Accounting for approximately 1–5% of all emergency department visits, canine bites requiring medical attention occur more than 750,000 times per year in the United States [41, 42]. Four to 27% of all dog bites involve the periorbital area with ocular injuries [35, 43]. Sixty-five to ninety percent of dogs were known to the victim and either the victim’s or a friend/neighbor’s pet [35, 39]. The majority of patients are children with over 68% under the age of 10 [35–37, 39]. The younger the child (<4 years old), the more common that the injury involves the face [39, 41].

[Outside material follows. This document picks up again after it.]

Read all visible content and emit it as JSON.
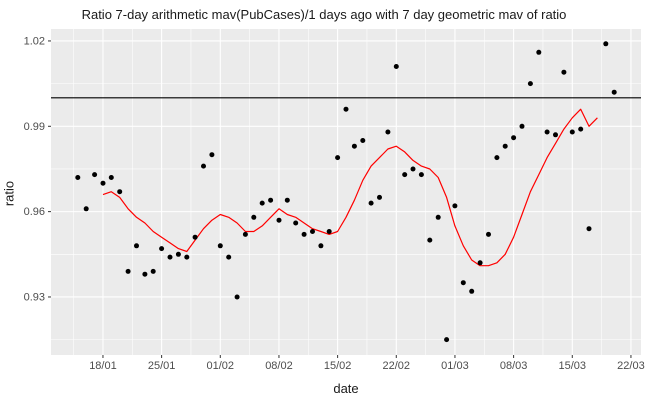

Microorganisms involved in an animal bite are wide ranging including both aerobic and anaerobic pathogens [44, 45]. The most common bacteria isolated from wound infections after bite injuries include Staphylococcus aureus and gram-negative organisms [37].

Canalicular injuries are characteristically common in dog bites involving the periocular space. Forty percent of patients with bites involving the eyelids have canalicular injuries often resulting from the lateral shearing forces on the medial lid structures [35]. Slonim advocated the use of Crawford bicanalicular stents, which is the author’s preferred technique, in the repair of canalicular injuries with primary closure of associate eyelid lacerations without other drains [37]. Topical antibiotics and oral cephalosporin use were prescribed for 5 days [37].

Initial management includes emergency room triage with airway protection and otolaryngology consultation for any airway or open neck injuries. After stabilization, appropriate broad-spectrum antibiotics should be initiated for deep wounds. Lackmann classified dog bites by level of injury [30]. Stage 3 and 4 injuries included deeper injuries to the level of muscle with a tissue defect. Antibiotic prophylaxis was recommended for these two classes of injury. Surgical management includes irrigation with debridement as necessary and early primary closure for uninfected wounds [35]. Wound culture at the time of injury provides little value because of the multiple organisms involved in both indigenous flora and nonindigenous microorganisms [37]. Additional care items in the initial consultation include following appropriate protocols for both rabies and tetanus treatments and prevention.

Previous management of animal bites to the face supported delayed wound closure while prophylactic antibiotics were initiated overnight [46]. Current large-scale studies establish optimal results with immediate repair with either primary closure or various flap techniques [47–50]. We advocate primary closure for all uninfected wounds. Subcutaneous sutures are kept to a minimum, but skin rotational flaps and microvascular reconstruction can be performed as the initial repair (Fig.11.3) [48].

Oral ampicillin-clavulanate (Augmentin) or intravenous ampicillin-sulbactam (Unasyn) is a reasonable first-line choice for both gram-positive and gram-negative coverage with clindamycin and bactrim/fluoroquinolone for those with penicillin allergy [35, 36, 48]. Recommended duration includes 5 days for prophylaxis and up to 14 days for an infected wound [48].